Grandma Moses is among the most celebrated twentieth-century painters of the United States, yet she had barely started painting before she was in her late seventies. As she once said of herself: "Would never sit back in a rocking chair, waiting for someone to help me." No one could have had a more productive old age. She was born Anna Mary Robertson on a farm in New York State, one of five boys and five girls. ("We came in bunches, like radishes.") At twelve she left home and was in domestic service until, at twenty-seven, she married Thomas Moses, the hired hand of one of her employers. They farmed most of their lives, first in Virginia, and then in New York State, at Eagle Bridge. She had ten children, of whom five survived; her husband died in 1927.
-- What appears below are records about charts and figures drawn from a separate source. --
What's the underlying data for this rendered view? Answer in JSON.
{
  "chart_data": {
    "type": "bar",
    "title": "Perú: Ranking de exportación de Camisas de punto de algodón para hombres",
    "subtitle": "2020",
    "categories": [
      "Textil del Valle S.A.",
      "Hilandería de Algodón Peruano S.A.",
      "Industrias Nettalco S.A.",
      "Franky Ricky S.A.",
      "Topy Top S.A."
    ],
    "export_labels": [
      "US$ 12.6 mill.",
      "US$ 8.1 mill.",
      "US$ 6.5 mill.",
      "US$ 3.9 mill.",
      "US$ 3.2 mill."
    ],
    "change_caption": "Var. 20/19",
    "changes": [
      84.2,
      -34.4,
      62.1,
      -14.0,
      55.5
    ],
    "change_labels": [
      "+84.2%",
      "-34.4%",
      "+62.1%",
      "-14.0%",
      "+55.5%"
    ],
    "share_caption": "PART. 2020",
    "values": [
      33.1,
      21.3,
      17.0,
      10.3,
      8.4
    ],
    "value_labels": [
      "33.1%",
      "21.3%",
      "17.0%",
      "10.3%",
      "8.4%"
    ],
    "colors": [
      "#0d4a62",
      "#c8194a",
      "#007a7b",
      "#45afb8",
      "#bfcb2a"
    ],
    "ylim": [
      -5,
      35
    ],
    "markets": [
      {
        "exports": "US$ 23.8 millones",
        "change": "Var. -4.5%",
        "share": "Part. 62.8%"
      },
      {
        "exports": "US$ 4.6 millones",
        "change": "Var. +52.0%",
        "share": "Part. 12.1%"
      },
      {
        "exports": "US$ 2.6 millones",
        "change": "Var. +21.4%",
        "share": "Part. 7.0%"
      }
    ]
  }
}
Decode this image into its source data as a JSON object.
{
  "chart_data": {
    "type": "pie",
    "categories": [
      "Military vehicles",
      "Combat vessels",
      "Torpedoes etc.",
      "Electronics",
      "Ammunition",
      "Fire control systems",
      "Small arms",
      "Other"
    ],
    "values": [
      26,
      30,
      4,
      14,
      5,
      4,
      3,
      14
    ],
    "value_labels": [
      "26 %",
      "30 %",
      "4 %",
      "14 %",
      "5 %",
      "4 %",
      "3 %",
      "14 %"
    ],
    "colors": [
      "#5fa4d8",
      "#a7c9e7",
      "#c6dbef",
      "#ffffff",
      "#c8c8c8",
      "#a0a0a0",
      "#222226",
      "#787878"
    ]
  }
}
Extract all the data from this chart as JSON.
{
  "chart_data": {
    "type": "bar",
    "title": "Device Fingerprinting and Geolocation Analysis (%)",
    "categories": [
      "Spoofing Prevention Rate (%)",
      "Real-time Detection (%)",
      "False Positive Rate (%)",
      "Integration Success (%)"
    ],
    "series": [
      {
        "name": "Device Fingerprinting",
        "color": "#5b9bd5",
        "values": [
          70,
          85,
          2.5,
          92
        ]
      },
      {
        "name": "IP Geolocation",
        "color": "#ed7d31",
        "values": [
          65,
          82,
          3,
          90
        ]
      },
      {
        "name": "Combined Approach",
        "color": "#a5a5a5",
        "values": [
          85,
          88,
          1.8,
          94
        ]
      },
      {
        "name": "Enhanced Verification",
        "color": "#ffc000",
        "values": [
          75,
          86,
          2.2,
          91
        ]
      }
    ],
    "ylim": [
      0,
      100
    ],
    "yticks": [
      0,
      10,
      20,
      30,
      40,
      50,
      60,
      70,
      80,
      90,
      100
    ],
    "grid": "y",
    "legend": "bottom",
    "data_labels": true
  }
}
Grandma Moses painted a little as a child and made embroidery pictures as a hobby, but only switched to oils in old age because her hands had become too stiff to sew and she wanted to keep busy and pass the time. Her pictures were first sold at the local drugstore and at a fair, and were soon spotted by a dealer who bought everything she painted. Three of the pictures were exhibited in the Museum of Modern Art, and in 1910 she had her first exhibition in New York. Between the 1930s and her death she produced some 2 000 pictures detailed and lively portrayals of the rural life she had known for so long, with a marvelous sense of color and form. "I think real hard till I think of something real pretty, and then I paint it," she said.